C’est ainsi que la proposition de révision de la directive européenne sur les marchés publics pourrait être interprétée. En effet, la Commission propose dans l’Annexe XVI de son document, d’appliquer aux « services de sécurité sociale obligatoire » certaines règles propres aux marchés publics. Si cette disposition était adoptée, cela pourrait vouloir dire que la sécurité sociale obligatoire pourrait faire l’objet d’un « avis de marché », chaque année, au terme duquel les pouvoirs publics choisiraient le meilleur des candidats. Or, la proposition de la Commission entrerait en contradiction avec plusieurs dispositions fondamentales des Traités européens et une jurisprudence constante, qui rappellent que la sécurité sociale est par essence un secteur « non économique » (voir REIF Info n° 179 et 180).

Suite à un article publié dans Médiapart le 10 octobre dernier et aux réactions des parties prenantes, le Commissaire Michel Barnier a usé de son droit de réponse pour affirmer que l’analyse selon laquelle la proposition de la Commission chercherait à mettre en cause l’organisation nationale des services de sécurité sociale et à ouvrir la sécurité sociale au privé, est erronée et infondée. La Commission a transmis une nouvelle version de sa proposition de révision de la directive début octobre. Elle y a ajouté un nouveau « considérant »  qui précise que les services de sécurité sociale obligatoire n’entrent pas dans le champ du texte dans la mesure où ils ne nécessitent pas, au préalable, la signature d’un contrat. Ainsi, puisqu’il n’y a pas de contrat, il n’y a pas de marché public, assure, en
substance, la Commission.

Néanmoins, la disposition litigieuse n’a pas été supprimée et continue d’alimenter les tensions entre les parties prenantes et les services de l’exécutif européen.

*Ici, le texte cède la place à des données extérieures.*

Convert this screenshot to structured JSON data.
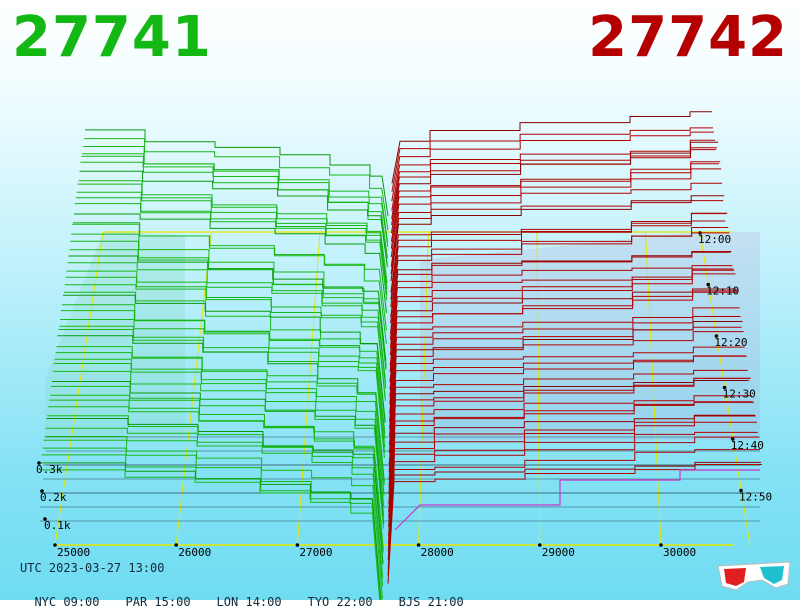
{
  "header": {
    "bid_price": "27741",
    "ask_price": "27742"
  },
  "footer": {
    "utc": "UTC 2023-03-27 13:00",
    "zones": [
      {
        "code": "NYC",
        "time": "09:00"
      },
      {
        "code": "PAR",
        "time": "15:00"
      },
      {
        "code": "LON",
        "time": "14:00"
      },
      {
        "code": "TYO",
        "time": "22:00"
      },
      {
        "code": "BJS",
        "time": "21:00"
      }
    ]
  },
  "colors": {
    "bid": "#14b814",
    "ask": "#b40000",
    "grid": "#e6e600",
    "volume_line": "#cc33cc"
  },
  "chart_data": {
    "type": "line",
    "x_axis": {
      "ticks": [
        25000,
        26000,
        27000,
        28000,
        29000,
        30000
      ],
      "tick_labels": [
        "25000",
        "26000",
        "27000",
        "28000",
        "29000",
        "30000"
      ]
    },
    "time_axis": {
      "ticks": [
        "12:00",
        "12:10",
        "12:20",
        "12:30",
        "12:40",
        "12:50"
      ]
    },
    "volume_axis": {
      "ticks": [
        0.1,
        0.2,
        0.3
      ],
      "tick_labels": [
        "0.1k",
        "0.2k",
        "0.3k"
      ]
    },
    "mid_price": 27741.5,
    "snapshots": 50,
    "bid_depth_at": [
      {
        "price": 25000,
        "cumulative": 0.58
      },
      {
        "price": 26000,
        "cumulative": 0.52
      },
      {
        "price": 27000,
        "cumulative": 0.42
      },
      {
        "price": 27500,
        "cumulative": 0.3
      }
    ],
    "ask_depth_at": [
      {
        "price": 28000,
        "cumulative": 0.4
      },
      {
        "price": 29000,
        "cumulative": 0.46
      },
      {
        "price": 30000,
        "cumulative": 0.53
      },
      {
        "price": 30500,
        "cumulative": 0.56
      }
    ],
    "series": [
      {
        "name": "27741",
        "side": "bid"
      },
      {
        "name": "27742",
        "side": "ask"
      }
    ],
    "grid": true
  }
}
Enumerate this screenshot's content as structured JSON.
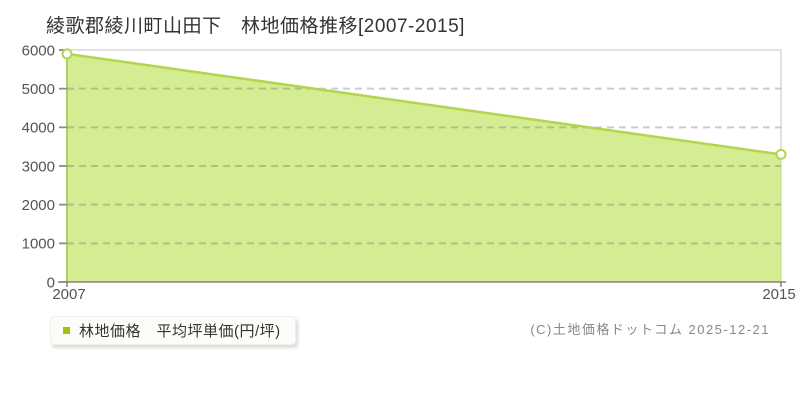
{
  "title": "綾歌郡綾川町山田下　林地価格推移[2007-2015]",
  "legend": {
    "marker_color": "#9dc413",
    "label": "林地価格　平均坪単価(円/坪)"
  },
  "copyright": "(C)土地価格ドットコム 2025-12-21",
  "chart_data": {
    "type": "area",
    "title": "綾歌郡綾川町山田下 林地価格推移[2007-2015]",
    "x": [
      2007,
      2015
    ],
    "series": [
      {
        "name": "林地価格 平均坪単価(円/坪)",
        "values": [
          5900,
          3300
        ]
      }
    ],
    "x_tick_labels": [
      "2007",
      "2015"
    ],
    "y_ticks": [
      0,
      1000,
      2000,
      3000,
      4000,
      5000,
      6000
    ],
    "xlim": [
      2007,
      2015
    ],
    "ylim": [
      0,
      6000
    ],
    "xlabel": "",
    "ylabel": "平均坪単価(円/坪)",
    "grid": "horizontal-dashed",
    "legend_position": "bottom-left",
    "colors": {
      "line": "#b3d54e",
      "fill": "#cbe877",
      "area_edge": "#9cc23f",
      "marker_fill": "#ffffff",
      "legend_marker": "#9dc413",
      "axis": "#6f6f6f",
      "tick_label": "#555555",
      "gridline": "#bbbbbb",
      "plot_border": "#e2e2e2"
    }
  }
}
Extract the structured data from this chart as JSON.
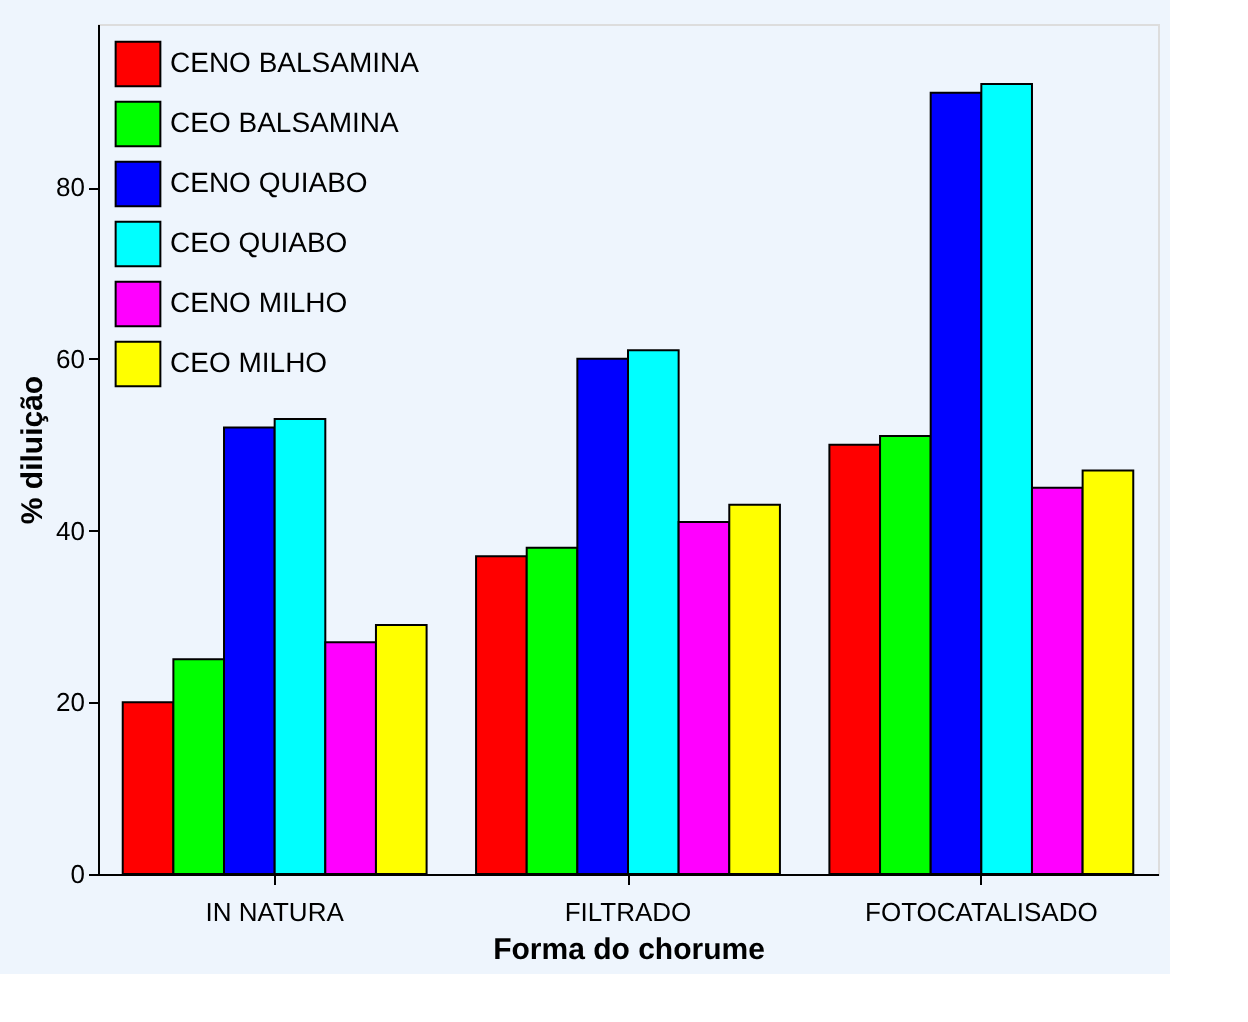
{
  "chart_data": {
    "type": "bar",
    "xlabel": "Forma do chorume",
    "ylabel": "% diluição",
    "categories": [
      "IN NATURA",
      "FILTRADO",
      "FOTOCATALISADO"
    ],
    "series": [
      {
        "name": "CENO BALSAMINA",
        "color": "#ff0000",
        "values": [
          20,
          37,
          50
        ]
      },
      {
        "name": "CEO BALSAMINA",
        "color": "#00ff00",
        "values": [
          25,
          38,
          51
        ]
      },
      {
        "name": "CENO QUIABO",
        "color": "#0000ff",
        "values": [
          52,
          60,
          91
        ]
      },
      {
        "name": "CEO QUIABO",
        "color": "#00ffff",
        "values": [
          53,
          61,
          92
        ]
      },
      {
        "name": "CENO MILHO",
        "color": "#ff00ff",
        "values": [
          27,
          41,
          45
        ]
      },
      {
        "name": "CEO MILHO",
        "color": "#ffff00",
        "values": [
          29,
          43,
          47
        ]
      }
    ],
    "ylim": [
      0,
      99
    ],
    "yticks": [
      0,
      20,
      40,
      60,
      80
    ],
    "grid": false,
    "legend": "top left"
  }
}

Du côté du Parlement, certains députés se sont déjà engagés sur des amendements pour le retrait de la mention des « services de la sécurité sociale obligatoire » dans l’Annexe XVI. On peut notamment citer le rapporteur sur le dossier, Marc Tarabella (S&D, Belgique) et la Présidente de la Commission parlementaire Emploi et affaires sociales, Pervenche Berès  (S&D, France). Dans la même perspective, Karima Delli (Verts, France) a présenté certains des amendements portés par son groupe sur le sujet. Ils demandent notamment la suppression du paragraphe 1 de l’article 75 qui stipule que les services mentionnés dans l’annexe XVI sont soumis aux règles sur les marchés publics et l’ajout d’une référence explicite au protocole 26 du Traité sur le fonctionnement de l’UE, qui protège les prérogatives des pouvoirs publics en matière de services d’intérêt général.

De nombreux amendements ont été déposés à la proposition de la Commission. Le vote devrait avoir lieu dans les semaines à venir, en commission « marché intérieur ». Mais compte tenu de l’ampleur des débats actuels, il s’agira de savoir si les négociations tripartites (Commission, Parlement, Conseil) arriveront à un accord.